Un processo travagliato. Nel corso del dibattimento decine di testimonianze si sono poi rivelate false ed infondate e sono state rese dalle “olgettine” per ottenere soltanto una risonanza mediatica. I giudici hanno disposto perciò la trasmissione degli atti alla procura affinché valuti le presunte false deposizioni. La trasmissione degli atti riguarda diverse ragazze ospiti alla feste ad Arcore.
Credevo nell’assoluzione. «Ero veramente convinto che mi assolvessero», ha spiegato l’ex premier in una nota, «perché nei fatti non c’era davvero nessuna possibilità di condannarmi.

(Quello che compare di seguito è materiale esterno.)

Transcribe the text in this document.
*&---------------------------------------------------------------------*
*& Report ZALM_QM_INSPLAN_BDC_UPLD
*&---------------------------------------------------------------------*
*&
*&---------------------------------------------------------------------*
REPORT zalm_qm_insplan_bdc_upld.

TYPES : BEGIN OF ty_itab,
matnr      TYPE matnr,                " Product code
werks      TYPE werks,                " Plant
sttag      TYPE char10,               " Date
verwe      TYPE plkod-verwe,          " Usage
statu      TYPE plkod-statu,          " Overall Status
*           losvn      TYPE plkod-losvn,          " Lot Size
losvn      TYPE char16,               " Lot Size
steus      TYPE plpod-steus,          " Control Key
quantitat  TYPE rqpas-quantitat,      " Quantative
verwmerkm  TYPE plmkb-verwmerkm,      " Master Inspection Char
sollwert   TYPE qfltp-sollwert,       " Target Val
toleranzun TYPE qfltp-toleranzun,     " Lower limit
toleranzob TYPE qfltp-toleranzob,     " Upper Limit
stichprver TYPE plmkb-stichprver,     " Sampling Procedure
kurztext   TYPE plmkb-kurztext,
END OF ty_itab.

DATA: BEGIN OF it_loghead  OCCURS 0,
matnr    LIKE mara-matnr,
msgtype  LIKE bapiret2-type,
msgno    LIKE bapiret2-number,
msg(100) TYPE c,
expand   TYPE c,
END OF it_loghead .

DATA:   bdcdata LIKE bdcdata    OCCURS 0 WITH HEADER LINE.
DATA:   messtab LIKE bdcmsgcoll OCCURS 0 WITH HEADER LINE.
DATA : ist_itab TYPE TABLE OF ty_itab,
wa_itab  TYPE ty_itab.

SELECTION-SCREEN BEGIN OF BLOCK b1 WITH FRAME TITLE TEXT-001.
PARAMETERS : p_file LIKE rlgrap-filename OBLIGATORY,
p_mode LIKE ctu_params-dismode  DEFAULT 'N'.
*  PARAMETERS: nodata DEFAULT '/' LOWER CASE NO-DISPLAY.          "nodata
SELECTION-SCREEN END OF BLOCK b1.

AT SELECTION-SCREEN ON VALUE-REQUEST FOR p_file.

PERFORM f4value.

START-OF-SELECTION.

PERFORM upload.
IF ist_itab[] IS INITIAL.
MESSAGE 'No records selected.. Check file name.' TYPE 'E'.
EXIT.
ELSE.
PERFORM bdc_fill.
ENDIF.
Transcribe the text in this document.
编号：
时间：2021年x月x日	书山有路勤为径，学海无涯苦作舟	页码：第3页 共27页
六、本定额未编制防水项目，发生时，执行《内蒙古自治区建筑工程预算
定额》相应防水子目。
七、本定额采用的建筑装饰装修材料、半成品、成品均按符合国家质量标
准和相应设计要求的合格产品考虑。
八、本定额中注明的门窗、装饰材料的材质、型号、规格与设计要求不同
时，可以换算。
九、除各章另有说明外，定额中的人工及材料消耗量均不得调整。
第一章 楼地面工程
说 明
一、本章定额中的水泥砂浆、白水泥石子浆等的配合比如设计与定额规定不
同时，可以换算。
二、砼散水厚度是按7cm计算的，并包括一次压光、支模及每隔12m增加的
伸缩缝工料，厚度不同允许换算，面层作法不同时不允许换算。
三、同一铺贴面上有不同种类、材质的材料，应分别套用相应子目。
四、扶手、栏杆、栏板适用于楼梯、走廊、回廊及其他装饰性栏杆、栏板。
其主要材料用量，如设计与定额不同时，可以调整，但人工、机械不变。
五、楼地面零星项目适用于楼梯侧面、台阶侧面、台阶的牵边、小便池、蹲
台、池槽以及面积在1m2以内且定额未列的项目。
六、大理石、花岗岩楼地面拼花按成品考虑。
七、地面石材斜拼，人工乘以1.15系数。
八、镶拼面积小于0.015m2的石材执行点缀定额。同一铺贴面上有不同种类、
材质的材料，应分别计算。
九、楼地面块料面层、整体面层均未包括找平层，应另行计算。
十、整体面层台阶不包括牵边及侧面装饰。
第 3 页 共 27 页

E invece è stata emessa una sentenza incredibile, di una violenza mai vista né sentita prima, per cercare di eliminarmi dalla vita politica di questo Paese». L’avvocato dell’ex premier Niccolò Ghedini, intercettato dai cronisti fuori del tribunale, annuncia: «Faremo appello». E aggiunge: «La sentenza non mi sorprende affatto. Sono due anni e mezzo che diciamo che qui questo processo non si poteva fare. E’ una sentenza completamente al di fuori della realtà, fuori da ogni logica, l’accusa di costrizione è allucinante. Un fatto estremamente grave: il tribunale non ha tenuto conto della realtà processuale».

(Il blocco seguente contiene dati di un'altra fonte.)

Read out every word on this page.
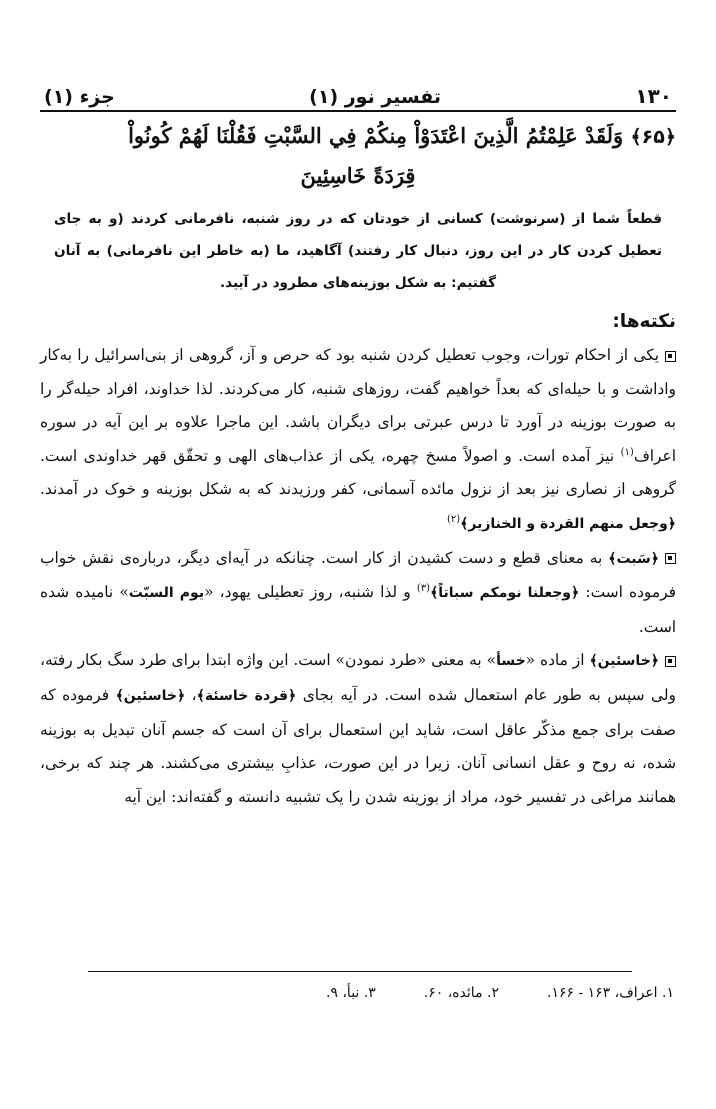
۱۳۰
تفسیر نور (۱)
جزء (۱)
﴿۶۵﴾ وَلَقَدْ عَلِمْتُمُ الَّذِينَ اعْتَدَوْاْ مِنكُمْ فِي السَّبْتِ فَقُلْنَا لَهُمْ كُونُواْ
قِرَدَةً خَاسِئِينَ
قطعاً شما از (سرنوشت) کسانی از خودتان که در روز شنبه، نافرمانی کردند (و به جای تعطیل کردن کار در این روز، دنبال کار رفتند) آگاهید، ما (به خاطر این نافرمانی) به آنان گفتیم: به شکل بوزینه‌های مطرود در آیید.
نکته‌ها:

یکی از احکام تورات، وجوب تعطیل کردن شنبه بود که حرص و آز، گروهی از بنی‌اسرائیل را به‌کار واداشت و با حیله‌ای که بعداً خواهیم گفت، روزهای شنبه، کار می‌کردند. لذا خداوند، افراد حیله‌گر را به صورت بوزینه در آورد تا درس عبرتی برای دیگران باشد. این ماجرا علاوه بر این آیه در سوره اعراف$^{(۱)}$ نیز آمده است. و اصولاً مسخ چهره، یکی از عذاب‌های الهی و تحقّق قهر خداوندی است. گروهی از نصاری نیز بعد از نزول مائده آسمانی، کفر ورزیدند که به شکل بوزینه و خوک در آمدند. ﴿وجعل منهم القردة و الخنازیر﴾$^{(۲)}$

﴿سَبت﴾ به معنای قطع و دست کشیدن از کار است. چنانکه در آیه‌ای دیگر، درباره‌ی نقش خواب فرموده است: ﴿وجعلنا نومکم سباتاً﴾$^{(۳)}$ و لذا شنبه، روز تعطیلی یهود، «یوم السبّت» نامیده شده است.

﴿خاسئین﴾ از ماده «خسأ» به معنی «طرد نمودن» است. این واژه ابتدا برای طرد سگ بکار رفته، ولی سپس به طور عام استعمال شده است. در آیه بجای ﴿قردة خاسئة﴾، ﴿خاسئین﴾ فرموده که صفت برای جمع مذکّر عاقل است، شاید این استعمال برای آن است که جسم آنان تبدیل به بوزینه شده، نه روح و عقل انسانی آنان. زیرا در این صورت، عذابِ بیشتری می‌کشند. هر چند که برخی، همانند مراغی در تفسیر خود، مراد از بوزینه شدن را یک تشبیه دانسته و گفته‌اند: این آیه

۱. اعراف، ۱۶۳ - ۱۶۶.
۲. مائده، ۶۰.
۳. نبأ، ۹.
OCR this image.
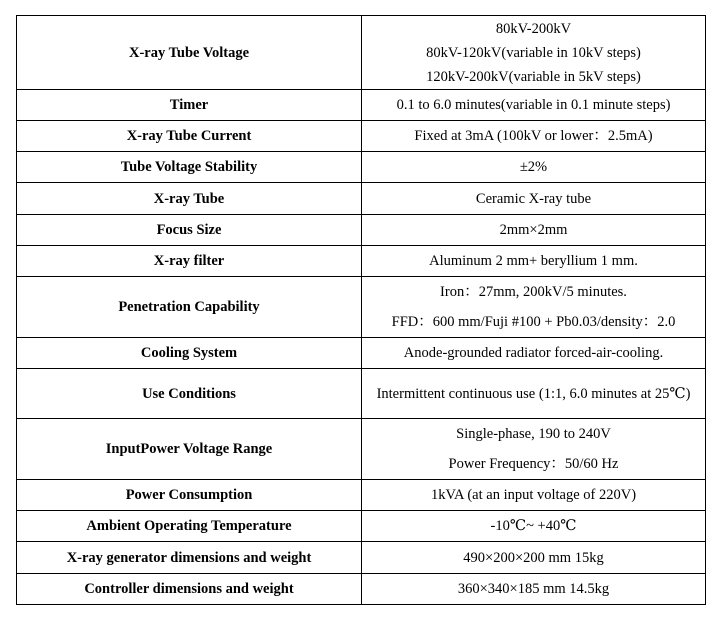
X-ray Tube Voltage	80kV-200kV
80kV-120kV(variable in 10kV steps)
120kV-200kV(variable in 5kV steps)

Timer	0.1 to 6.0 minutes(variable in 0.1 minute steps)
X-ray Tube Current	Fixed at 3mA (100kV or lower：2.5mA)
Tube Voltage Stability	±2%
X-ray Tube	Ceramic X-ray tube
Focus Size	2mm×2mm
X-ray filter	Aluminum 2 mm+ beryllium 1 mm.
Penetration Capability	Iron：27mm, 200kV/5 minutes.
FFD：600 mm/Fuji #100 + Pb0.03/density：2.0

Cooling System	Anode-grounded radiator forced-air-cooling.
Use Conditions	Intermittent continuous use (1:1, 6.0 minutes at 25℃)

InputPower Voltage Range	Single-phase, 190 to 240V
Power Frequency：50/60 Hz

Power Consumption	1kVA (at an input voltage of 220V)
Ambient Operating Temperature	-10℃~ +40℃
X-ray generator dimensions and weight	490×200×200 mm 15kg
Controller dimensions and weight	360×340×185 mm 14.5kg
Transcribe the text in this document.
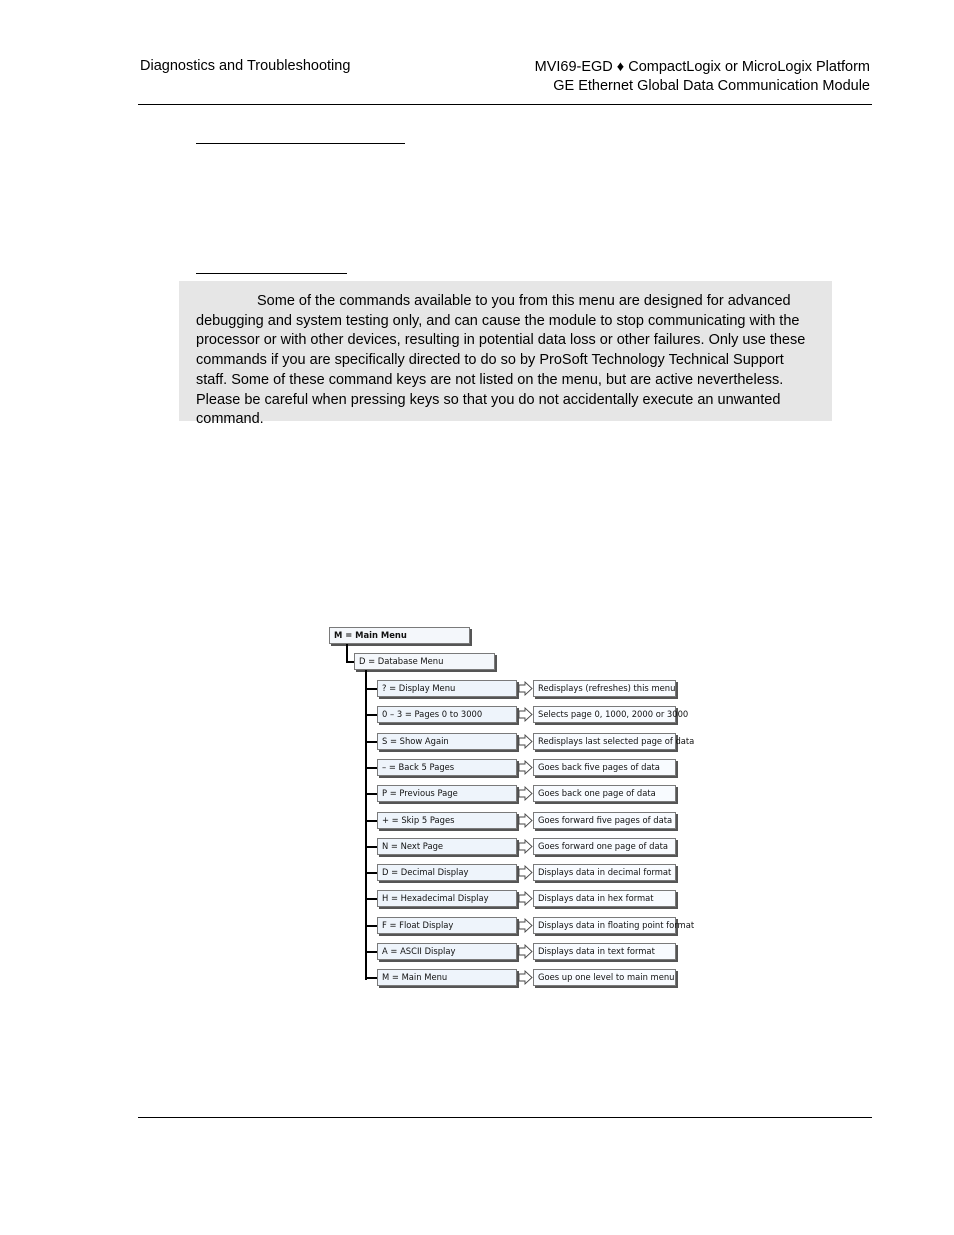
Diagnostics and Troubleshooting	MVI69-EGD ♦ CompactLogix or MicroLogix Platform
GE Ethernet Global Data Communication Module

Some of the commands available to you from this menu are designed for advanced debugging and system testing only, and can cause the module to stop communicating with the processor or with other devices, resulting in potential data loss or other failures. Only use these commands if you are specifically directed to do so by ProSoft Technology Technical Support staff. Some of these command keys are not listed on the menu, but are active nevertheless. Please be careful when pressing keys so that you do not accidentally execute an unwanted command.

M = Main Menu
D = Database Menu
? = Display Menu	Redisplays (refreshes) this menu
0 – 3 = Pages 0 to 3000	Selects page 0, 1000, 2000 or 3000
S = Show Again	Redisplays last selected page of data
– = Back 5 Pages	Goes back five pages of data
P = Previous Page	Goes back one page of data
+ = Skip 5 Pages	Goes forward five pages of data
N = Next Page	Goes forward one page of data
D = Decimal Display	Displays data in decimal format
H = Hexadecimal Display	Displays data in hex format
F = Float Display	Displays data in floating point format
A = ASCII Display	Displays data in text format
M = Main Menu	Goes up one level to main menu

Conseguenze sull’esecutivo. Se gli esponenti del Pdl non hanno fatto mancare il sostegno al capo per quello che ritengono sia un oltraggio politico oltre che giudiziario, i berlusconiani dell’esecutivo – così come per le colombe del partito – continuano a premere perché il destino dell’esecutivo resti separato dalle vicende giudiziarie di Berlusconi. Di ben altro parere i “falchi” del Cavaliere, secondo cui la sentenza del processo Ruby sia un primo tassello per arrivare a staccare la spina all’esecutivo. «Se qualcuno pensa che possiamo separare il nostro destino o quello del governo da Berlusconi», ha avvisato il senatore del Pdl, Sandro Bondi «non ha capito niente della nostra storia». Più che far mancare i voti a Letta, i berlusconiani potrebbero farsi più insistenti nelle priorità da portare avanti.